I'll think about a third part application for loadbalancing.

pacemaker can operate in two modes.

1. the IP shifts from one to the other.

In this case, your config would get simplified because you would not need to have two outputs and the failover between them. You would only have one output and if the server fails, you reconnect and hit the second box.

2. the IP is shared between them at the same time

This is load balancing, but it only load balances connections, not individual logs. So you would need to have multiple systems sending or have the senders reconnect every 1000 or 10000 messages to spread the load across the multiple servers.

This is what you use when the back-end processing/storage of the logs is significant and you need to distribute the load. In most cases this load is not the resources rsyslog consumes, but rather whatever rsyslog is feeding the logs into.
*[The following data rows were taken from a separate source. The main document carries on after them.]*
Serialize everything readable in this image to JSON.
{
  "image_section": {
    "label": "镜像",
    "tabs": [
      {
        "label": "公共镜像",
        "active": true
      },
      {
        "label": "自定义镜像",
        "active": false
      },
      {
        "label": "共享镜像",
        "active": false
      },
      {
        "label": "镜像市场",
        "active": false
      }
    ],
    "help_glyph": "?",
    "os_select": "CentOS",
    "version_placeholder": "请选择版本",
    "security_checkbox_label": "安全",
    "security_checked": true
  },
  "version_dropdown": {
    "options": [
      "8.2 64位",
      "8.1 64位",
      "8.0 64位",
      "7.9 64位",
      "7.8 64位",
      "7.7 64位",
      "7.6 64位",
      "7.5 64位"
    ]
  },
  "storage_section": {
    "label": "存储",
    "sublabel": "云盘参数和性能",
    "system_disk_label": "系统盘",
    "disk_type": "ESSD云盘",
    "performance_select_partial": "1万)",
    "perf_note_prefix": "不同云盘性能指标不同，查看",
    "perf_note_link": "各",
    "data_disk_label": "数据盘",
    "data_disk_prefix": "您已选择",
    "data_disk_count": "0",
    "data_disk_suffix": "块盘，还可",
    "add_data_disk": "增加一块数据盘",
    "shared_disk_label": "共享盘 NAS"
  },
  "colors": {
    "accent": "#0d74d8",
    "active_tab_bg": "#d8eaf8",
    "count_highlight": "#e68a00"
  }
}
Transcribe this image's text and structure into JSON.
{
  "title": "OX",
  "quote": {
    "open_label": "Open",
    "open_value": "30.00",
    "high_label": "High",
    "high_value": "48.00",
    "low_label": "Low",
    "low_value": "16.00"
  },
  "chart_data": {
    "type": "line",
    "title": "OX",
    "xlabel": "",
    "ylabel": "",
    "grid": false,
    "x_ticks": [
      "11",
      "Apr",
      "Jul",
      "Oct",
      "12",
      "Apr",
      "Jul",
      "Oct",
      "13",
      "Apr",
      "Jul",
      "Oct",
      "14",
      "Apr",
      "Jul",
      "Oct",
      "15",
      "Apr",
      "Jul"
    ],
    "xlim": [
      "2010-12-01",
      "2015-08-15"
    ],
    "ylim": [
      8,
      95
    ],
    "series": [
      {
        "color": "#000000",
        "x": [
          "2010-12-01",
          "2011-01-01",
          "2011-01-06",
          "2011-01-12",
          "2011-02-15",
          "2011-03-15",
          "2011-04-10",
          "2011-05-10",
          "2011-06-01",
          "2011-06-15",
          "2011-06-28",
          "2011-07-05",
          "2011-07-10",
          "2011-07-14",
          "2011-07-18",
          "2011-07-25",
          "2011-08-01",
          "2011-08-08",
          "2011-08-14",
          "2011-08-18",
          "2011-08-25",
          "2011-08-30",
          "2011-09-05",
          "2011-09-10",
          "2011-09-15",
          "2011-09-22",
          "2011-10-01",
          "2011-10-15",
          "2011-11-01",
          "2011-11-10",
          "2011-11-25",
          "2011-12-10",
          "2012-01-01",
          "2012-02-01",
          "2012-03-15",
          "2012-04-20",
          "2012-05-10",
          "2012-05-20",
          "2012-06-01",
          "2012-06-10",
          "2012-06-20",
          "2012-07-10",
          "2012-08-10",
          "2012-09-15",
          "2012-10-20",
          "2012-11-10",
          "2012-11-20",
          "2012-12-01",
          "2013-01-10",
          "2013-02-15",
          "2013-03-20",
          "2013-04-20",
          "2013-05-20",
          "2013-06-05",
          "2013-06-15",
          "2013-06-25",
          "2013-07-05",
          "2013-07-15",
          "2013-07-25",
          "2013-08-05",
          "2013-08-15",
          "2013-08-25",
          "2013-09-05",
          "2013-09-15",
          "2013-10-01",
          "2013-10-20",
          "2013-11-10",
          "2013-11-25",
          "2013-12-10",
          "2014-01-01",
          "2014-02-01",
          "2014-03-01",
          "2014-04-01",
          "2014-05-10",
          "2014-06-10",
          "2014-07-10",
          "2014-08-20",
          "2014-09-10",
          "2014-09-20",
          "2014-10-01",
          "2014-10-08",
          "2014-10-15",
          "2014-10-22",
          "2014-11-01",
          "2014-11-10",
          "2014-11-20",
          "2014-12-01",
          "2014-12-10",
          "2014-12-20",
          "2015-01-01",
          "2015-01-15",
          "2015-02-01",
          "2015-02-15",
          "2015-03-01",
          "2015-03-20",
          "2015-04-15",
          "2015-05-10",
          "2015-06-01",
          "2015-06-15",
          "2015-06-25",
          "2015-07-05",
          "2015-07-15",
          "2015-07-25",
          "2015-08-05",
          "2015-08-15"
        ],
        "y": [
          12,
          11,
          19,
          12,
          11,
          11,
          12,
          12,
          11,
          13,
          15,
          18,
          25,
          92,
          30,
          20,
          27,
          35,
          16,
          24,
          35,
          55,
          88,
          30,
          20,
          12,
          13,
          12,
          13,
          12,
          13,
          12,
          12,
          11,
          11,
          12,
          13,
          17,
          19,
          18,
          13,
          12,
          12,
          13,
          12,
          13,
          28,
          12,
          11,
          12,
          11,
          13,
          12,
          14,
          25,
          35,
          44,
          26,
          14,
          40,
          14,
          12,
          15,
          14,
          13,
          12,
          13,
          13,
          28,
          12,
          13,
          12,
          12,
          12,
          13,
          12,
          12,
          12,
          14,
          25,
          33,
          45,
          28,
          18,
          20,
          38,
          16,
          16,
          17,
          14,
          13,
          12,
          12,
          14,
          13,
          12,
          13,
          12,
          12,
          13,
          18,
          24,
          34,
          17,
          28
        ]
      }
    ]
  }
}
In either case, the big advantage of doing it on the receiving side is that the sender doesn't need to know about it.

This simplifies the config on the sender (you don't need the server2 portion of the config)

This also means that if you change things on the receiver side you don't have to change the senders (other than that when you go to a load balanced config you may want to set the rebind interval on the senders to make it balance more evenly) If you change the number of servers receiving, build new ones and shift load to them without taking the old ones down first, etc. It's all transparent to the senders.

David Lang

Regards,
Smana

----- Mail original -----
De: "David Lang" <[email protected]>
À: "rsyslog-users" <[email protected]>
Envoyé: Mercredi 11 Février 2015 14:23:22
Objet: Re: [rsyslog] Relp failover : duplicate logs

On Wed, 11 Feb 2015, [email protected] wrote:

Is there a way to keep a failover architeture without duplicating logs please ?

unfortunantly no. If you work through exactly what can go wrong here, you will see that there is no way to both ensure all logs are delivered and none are duplicated without the sender tagging each message and the receiver then weeding out duplicates

The problem is that the communications between the two systems is not instantanious, you are using TCP, which will not loose data under normal conditions, but will loose data under failure conditions. RELP adds application level acknowlegements to the process, so that if the sender doesn't get an acknowledgement from the receiving application it will assume the message didn't get through and re-send it. But this means that if something goes wrong that prevents these acknowlegements from getting through, the receiver will thing they have the message, all properly acknowleged, but the sender will thing it never got to the receiver and will re-send it, causing a duplicate.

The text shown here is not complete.